If it weren’t for association consistency, you’d have to post the new entity object instance to the database, and re-execute the association’s query, to see the new row. You don’t want to hit the database every time you insert a new entity object instance into the cache.

But there are a few cases–a very few cases–where you don’t need to see the new row immediately. For example, suppose your application allows users to insert a large number of employees simultaneously, and that the submit button for the page allowing the insert does a database commit. These rows are going to get posted to the database as soon as they are created anyway. So rather than notify and check every query collection each time every one of these rows is created, you might want to do something like the following:

In Departments

Create a transient, Boolean attribute, EmployeesIsDirty, with a default value of false.

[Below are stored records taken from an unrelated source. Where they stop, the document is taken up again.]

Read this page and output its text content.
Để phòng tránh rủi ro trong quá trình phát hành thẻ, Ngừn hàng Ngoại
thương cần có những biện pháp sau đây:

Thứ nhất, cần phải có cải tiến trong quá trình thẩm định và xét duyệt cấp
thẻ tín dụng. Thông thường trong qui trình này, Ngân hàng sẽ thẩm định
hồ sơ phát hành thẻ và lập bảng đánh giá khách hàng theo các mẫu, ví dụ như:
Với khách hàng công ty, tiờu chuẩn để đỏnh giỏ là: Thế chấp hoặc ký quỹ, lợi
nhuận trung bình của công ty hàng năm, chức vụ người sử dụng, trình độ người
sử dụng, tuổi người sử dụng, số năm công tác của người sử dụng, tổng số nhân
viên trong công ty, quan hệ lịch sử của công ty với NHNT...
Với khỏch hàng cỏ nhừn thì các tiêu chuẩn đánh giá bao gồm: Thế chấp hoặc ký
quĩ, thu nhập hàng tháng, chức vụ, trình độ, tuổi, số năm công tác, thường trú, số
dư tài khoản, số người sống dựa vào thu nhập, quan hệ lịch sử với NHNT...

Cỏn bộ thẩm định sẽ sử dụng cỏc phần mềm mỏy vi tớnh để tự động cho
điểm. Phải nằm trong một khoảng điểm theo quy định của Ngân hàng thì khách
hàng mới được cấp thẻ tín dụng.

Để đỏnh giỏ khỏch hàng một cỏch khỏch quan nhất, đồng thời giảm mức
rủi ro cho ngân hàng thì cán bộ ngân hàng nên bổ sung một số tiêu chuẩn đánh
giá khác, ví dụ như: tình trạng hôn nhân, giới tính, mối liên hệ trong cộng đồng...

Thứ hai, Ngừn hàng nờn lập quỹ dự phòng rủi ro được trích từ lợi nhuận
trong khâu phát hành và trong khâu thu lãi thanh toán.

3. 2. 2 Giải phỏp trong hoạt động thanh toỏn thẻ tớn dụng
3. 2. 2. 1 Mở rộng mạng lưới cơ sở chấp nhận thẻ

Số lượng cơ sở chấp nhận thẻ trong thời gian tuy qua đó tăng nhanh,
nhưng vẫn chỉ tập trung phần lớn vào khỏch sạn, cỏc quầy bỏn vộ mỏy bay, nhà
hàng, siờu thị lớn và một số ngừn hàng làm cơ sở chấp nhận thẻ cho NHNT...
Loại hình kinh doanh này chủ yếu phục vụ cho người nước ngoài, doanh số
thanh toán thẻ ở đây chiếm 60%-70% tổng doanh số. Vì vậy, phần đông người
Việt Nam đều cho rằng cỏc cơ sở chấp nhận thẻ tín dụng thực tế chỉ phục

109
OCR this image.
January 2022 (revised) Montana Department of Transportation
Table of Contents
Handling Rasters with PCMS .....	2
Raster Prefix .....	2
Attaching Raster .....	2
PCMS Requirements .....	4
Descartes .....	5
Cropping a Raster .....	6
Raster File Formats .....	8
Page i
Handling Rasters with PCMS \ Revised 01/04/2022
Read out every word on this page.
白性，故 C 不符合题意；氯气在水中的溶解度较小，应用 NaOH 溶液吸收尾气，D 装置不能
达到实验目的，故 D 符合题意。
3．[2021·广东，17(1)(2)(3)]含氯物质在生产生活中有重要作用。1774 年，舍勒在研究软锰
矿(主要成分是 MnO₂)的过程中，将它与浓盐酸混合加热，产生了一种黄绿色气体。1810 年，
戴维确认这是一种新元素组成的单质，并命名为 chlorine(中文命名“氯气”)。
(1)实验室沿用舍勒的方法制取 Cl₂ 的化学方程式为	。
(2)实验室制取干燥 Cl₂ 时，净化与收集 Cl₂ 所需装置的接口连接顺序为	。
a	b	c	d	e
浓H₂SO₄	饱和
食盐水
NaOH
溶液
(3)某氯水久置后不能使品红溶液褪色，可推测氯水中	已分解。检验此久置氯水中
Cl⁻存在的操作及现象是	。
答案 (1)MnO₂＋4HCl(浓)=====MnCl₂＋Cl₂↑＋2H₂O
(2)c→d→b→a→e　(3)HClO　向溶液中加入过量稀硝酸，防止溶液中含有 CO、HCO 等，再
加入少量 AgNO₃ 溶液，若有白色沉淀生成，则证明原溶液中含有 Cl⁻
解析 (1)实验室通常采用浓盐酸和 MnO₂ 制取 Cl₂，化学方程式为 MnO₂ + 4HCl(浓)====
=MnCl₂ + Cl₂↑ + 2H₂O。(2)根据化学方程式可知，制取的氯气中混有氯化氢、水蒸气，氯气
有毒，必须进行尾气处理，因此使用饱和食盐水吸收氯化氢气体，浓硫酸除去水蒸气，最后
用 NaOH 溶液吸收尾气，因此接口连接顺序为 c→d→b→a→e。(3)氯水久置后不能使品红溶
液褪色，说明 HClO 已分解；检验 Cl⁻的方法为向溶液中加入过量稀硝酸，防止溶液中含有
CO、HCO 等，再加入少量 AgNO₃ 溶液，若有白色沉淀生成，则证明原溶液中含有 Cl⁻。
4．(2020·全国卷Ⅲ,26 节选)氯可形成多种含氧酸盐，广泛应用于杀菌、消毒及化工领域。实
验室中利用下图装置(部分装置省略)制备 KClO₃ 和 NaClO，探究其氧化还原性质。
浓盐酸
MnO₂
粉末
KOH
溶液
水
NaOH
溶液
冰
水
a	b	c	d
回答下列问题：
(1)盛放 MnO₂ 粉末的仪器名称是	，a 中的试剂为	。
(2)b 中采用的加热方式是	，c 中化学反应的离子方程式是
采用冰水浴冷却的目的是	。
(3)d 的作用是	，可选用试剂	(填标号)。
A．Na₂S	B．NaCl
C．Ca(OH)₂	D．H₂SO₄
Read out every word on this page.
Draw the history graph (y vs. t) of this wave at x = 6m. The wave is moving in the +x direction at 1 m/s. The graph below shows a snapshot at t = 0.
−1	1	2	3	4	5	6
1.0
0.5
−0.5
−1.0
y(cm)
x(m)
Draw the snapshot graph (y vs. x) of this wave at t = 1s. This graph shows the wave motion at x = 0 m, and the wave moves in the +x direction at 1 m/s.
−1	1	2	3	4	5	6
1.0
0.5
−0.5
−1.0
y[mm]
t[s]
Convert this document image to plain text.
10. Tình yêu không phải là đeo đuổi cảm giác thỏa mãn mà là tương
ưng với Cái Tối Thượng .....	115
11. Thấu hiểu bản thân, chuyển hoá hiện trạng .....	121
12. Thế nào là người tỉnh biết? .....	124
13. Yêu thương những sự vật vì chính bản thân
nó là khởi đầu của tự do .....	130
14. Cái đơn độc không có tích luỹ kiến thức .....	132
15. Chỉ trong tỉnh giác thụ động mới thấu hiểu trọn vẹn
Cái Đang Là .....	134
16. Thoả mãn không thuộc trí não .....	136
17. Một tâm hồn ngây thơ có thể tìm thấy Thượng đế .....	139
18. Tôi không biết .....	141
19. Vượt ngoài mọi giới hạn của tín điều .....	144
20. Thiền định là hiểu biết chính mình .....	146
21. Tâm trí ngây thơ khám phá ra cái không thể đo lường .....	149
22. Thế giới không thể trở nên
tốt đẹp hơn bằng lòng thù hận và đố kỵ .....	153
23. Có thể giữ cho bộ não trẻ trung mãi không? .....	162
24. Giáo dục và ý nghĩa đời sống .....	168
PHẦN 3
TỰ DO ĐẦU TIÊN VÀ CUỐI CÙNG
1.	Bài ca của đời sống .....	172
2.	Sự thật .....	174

In EmployeesImpl’s doDML() Method

Do the following:

protected void doDML(int operation, TransactionEvent event) {
    if (operation == DML_INSERT) {
        getDepartment().setEmployeesIsDirty(true);
    }
    super.doDML(operation, event);
}

In DepartmentsImpl’s getEmployees() Method

Do the following:

public RowIterator getEmployees() {
    RowSet employees = (RowSet) getAttributeInternal(EMPLOYEES);
    employees.setAssociationConsistent(false);
    if (getEmployeesIsDirty()) {
        employees.executeQuery();
        setEmployeesIsDirty(false);
    }
}

That call to setAssociationConsistent() keeps that row set’s query collection from being notified when a new employee is created. Instead, after the new employee is posted, the relevant department is marked as having a dirty employees accessor, and will requery its employees the next time the association is traversed. This means no posting that wouldn’t have occurred anyway, and one requery instead of many notifications.

Of course, if you’re being really clever about this, you’ll generalize this behavior and push it up into declaratively customizable framework classes.